“The Poet Laureate of the rural Midwest” proves it again

It is an odd curiosity that Southern Indiana resident Tim Grimm was once on the same High School debating team as US Vice President Mike Pence. Leaving aside the obvious question of how you can actually debate with what to all intents and purposes seems to MV to be a man so right wing he makes Theresa May look liberal, you can bet the sessions were lively.

There is a song on “A Stranger In This Time” “Gonna Be Great” (key line: “the votes were all counted, it was worse than we feared”) that rather like the wonderful Stephen Fearing track earlier this year, “Blowhard Nation”, is the alternative State Of The Union address. It is a quite marvellous song and one in the great tradition of protest singers from Woodie Guthrie down.

As you would expect given the name of the band this is a true family affair. Grimm’s sons Jackson and Connor and wife Jan Lucas have long performed with him, but now they are taking a greater role as true collaborators.

That’s a key point and comes to the fore on work like the personal opener “These Rollin’ Hills” — which invites you almost into the family home – and the quite brilliant timeless classic “Thirteen Years” about a tree that fell on his grandfather’s farm and ended up as the guitar he recorded the album on.

Which leads to the other pillar on which the record is built. Its name. This is a collection for all of those of us who feel out of place politically as a wave of “populism” sweeps the world, or culturally as we become ever more superficial and celebrity obsessed.

Songs like “So Strong” have a timeless authenticity, the incredible “Black Snake” which is a vicious condemnation of capitalism and the light, airy nature “Finding Home” hides the great importance of the sense of place in its lyrics.

“Hard Road” is a fine slice of blue collar Americana, while “The Hungry Grass” is more reflective in nature and the thought that this rooted in all the great folk throughout history is made flesh with “Darlin’ Cory” which is adapted here by Jackson Grimm and given a bluegrass quality.

A record that touches on many different styles, takes a turn on the hypnotic “Over The Waves” which moves things away a little from the Midwest.

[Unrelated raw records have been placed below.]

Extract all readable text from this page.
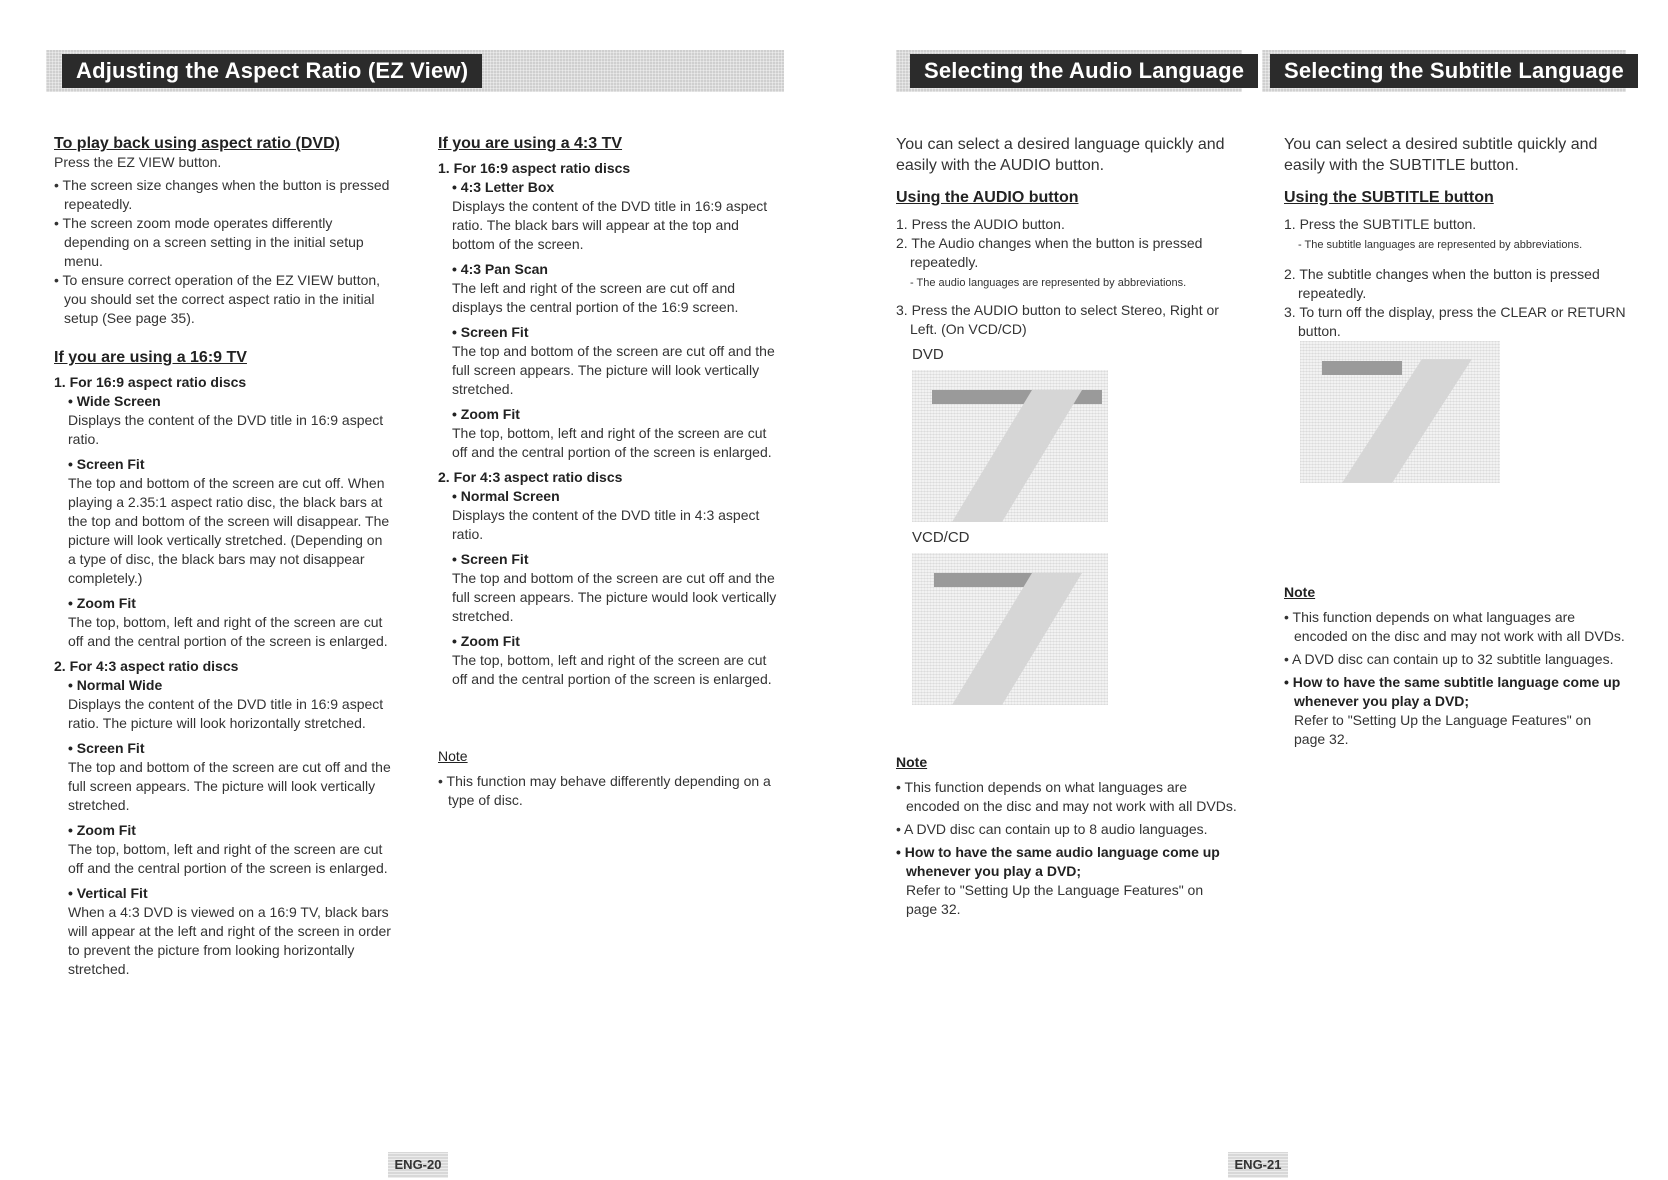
Adjusting the Aspect Ratio (EZ View)	Selecting the Audio Language	Selecting the Subtitle Language

To play back using aspect ratio (DVD)

Press the EZ VIEW button.

• The screen size changes when the button is pressed repeatedly.

• The screen zoom mode operates differently depending on a screen setting in the initial setup menu.

• To ensure correct operation of the EZ VIEW button, you should set the correct aspect ratio in the initial setup (See page 35).

If you are using a 16:9 TV

1. For 16:9 aspect ratio discs

• Wide Screen

Displays the content of the DVD title in 16:9 aspect ratio.

• Screen Fit

The top and bottom of the screen are cut off. When playing a 2.35:1 aspect ratio disc, the black bars at the top and bottom of the screen will disappear. The picture will look vertically stretched. (Depending on a type of disc, the black bars may not disappear completely.)

• Zoom Fit

The top, bottom, left and right of the screen are cut off and the central portion of the screen is enlarged.

2. For 4:3 aspect ratio discs

• Normal Wide

Displays the content of the DVD title in 16:9 aspect ratio. The picture will look horizontally stretched.

• Screen Fit

The top and bottom of the screen are cut off and the full screen appears. The picture will look vertically stretched.

• Zoom Fit

The top, bottom, left and right of the screen are cut off and the central portion of the screen is enlarged.

• Vertical Fit

When a 4:3 DVD is viewed on a 16:9 TV, black bars will appear at the left and right of the screen in order to prevent the picture from looking horizontally stretched.

If you are using a 4:3 TV

1. For 16:9 aspect ratio discs

• 4:3 Letter Box

Displays the content of the DVD title in 16:9 aspect ratio. The black bars will appear at the top and bottom of the screen.

• 4:3 Pan Scan

The left and right of the screen are cut off and displays the central portion of the 16:9 screen.

• Screen Fit

The top and bottom of the screen are cut off and the full screen appears. The picture will look vertically stretched.

• Zoom Fit

The top, bottom, left and right of the screen are cut off and the central portion of the screen is enlarged.

2. For 4:3 aspect ratio discs

• Normal Screen

Displays the content of the DVD title in 4:3 aspect ratio.

• Screen Fit

The top and bottom of the screen are cut off and the full screen appears. The picture would look vertically stretched.

• Zoom Fit

The top, bottom, left and right of the screen are cut off and the central portion of the screen is enlarged.

Note

• This function may behave differently depending on a type of disc.

You can select a desired language quickly and easily with the AUDIO button.

Using the AUDIO button

1. Press the AUDIO button.

2. The Audio changes when the button is pressed repeatedly.
- The audio languages are represented by abbreviations.

3. Press the AUDIO button to select Stereo, Right or Left. (On VCD/CD)

DVD

VCD/CD

Note

• This function depends on what languages are encoded on the disc and may not work with all DVDs.

• A DVD disc can contain up to 8 audio languages.

• How to have the same audio language come up whenever you play a DVD;

Refer to "Setting Up the Language Features" on page 32.

You can select a desired subtitle quickly and easily with the SUBTITLE button.

Using the SUBTITLE button

1. Press the SUBTITLE button.
- The subtitle languages are represented by abbreviations.

2. The subtitle changes when the button is pressed repeatedly.

3. To turn off the display, press the CLEAR or RETURN button.

Note

• This function depends on what languages are encoded on the disc and may not work with all DVDs.

• A DVD disc can contain up to 32 subtitle languages.

• How to have the same subtitle language come up whenever you play a DVD;

Refer to "Setting Up the Language Features" on page 32.

ENG-20	ENG-21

That is a place, though, that is never too far away and that the record ends with “Over Hill And Dale” is important, especially as that one manages to find some hope in the darkness.

“Stranger In This Time” is three things. First, it is a condemnation of parts of Modern America. Second, it is proof that despite what the news might have you believe, there is some decency in this world still. Third – and most important – it is a quite outstanding record.